Chances are that the forest in your front yard is about as natural as A Rod’s physique.
This is because your forest is supposed to burn about every 20 to 30 years but it hasn’t burned for a century. When ponderosa pine forests like those around Woodland Park burned frequently there wasn’t a lot of fuel build up between fires. Heat from fires on the ground pruned the lower limbs so that there was no fuel ladder to take the fire into the tree tops. Frequent fires also thinned the forest so that the trees were widely spaced. In the open forest with little fuel fires were cooler and tended to stay on the ground. Large trees with their thick bark weren’t harmed and younger trees were thinned, so the forest remained open.

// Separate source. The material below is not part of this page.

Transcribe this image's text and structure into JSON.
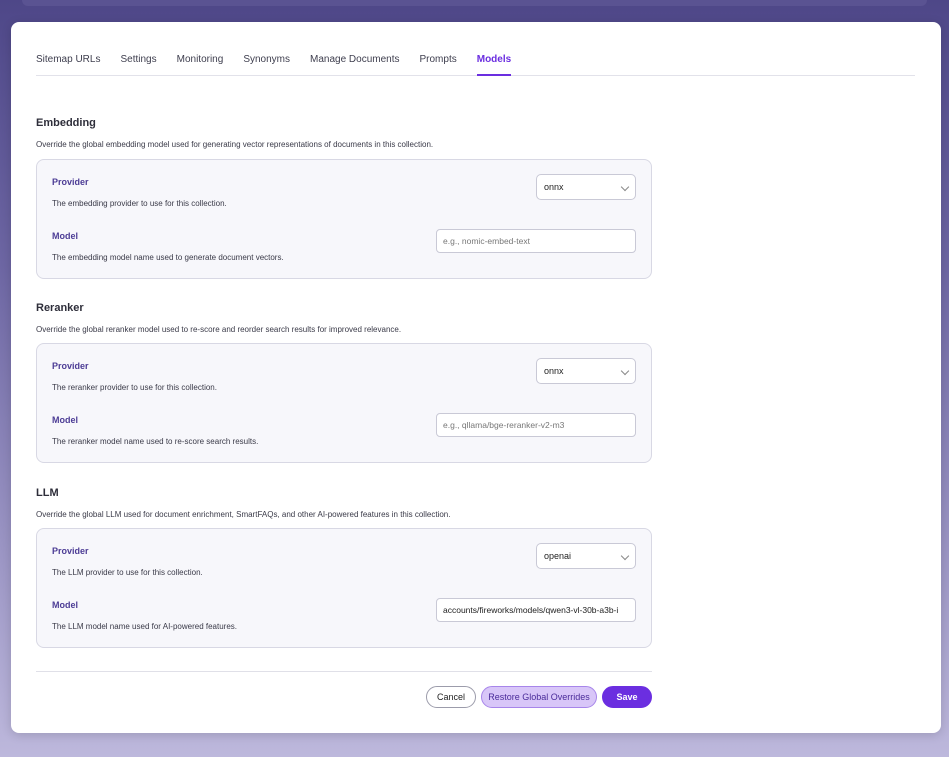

After a century of fire suppression your forest is unnaturally dense, loaded with combustible fuel and unhealthy to boot. In such a forest a fire will quickly move from the ground to the tree tops and become an unstoppable inferno just like the Hayman Fire.
For example compare the two photographs of Woodland Park taken about a hundred years apart. Aside from the obvious differences of how our downtown has changed, look at gold hill in the background. Notice that the trees on Gold Hill are a great deal less dense, and that there are obvious openings in the trees in the old photo. This is the result natural result of frequent fires. In the modern photo the large opening on the left side of the photo has completely disappeared. A fire on the hill today will have a great deal more fuel and will be more intense.
Thus leaving the forest as you found it isn’t leaving it natural. Thinning the suppressed and unhealthy trees returns your forest to the natural open condition. In addition to reducing the threat of severe crown fires, the tress become less susceptible to attacks from bark beetles, wildlife habitat improves, property values increase, and the forest looks better.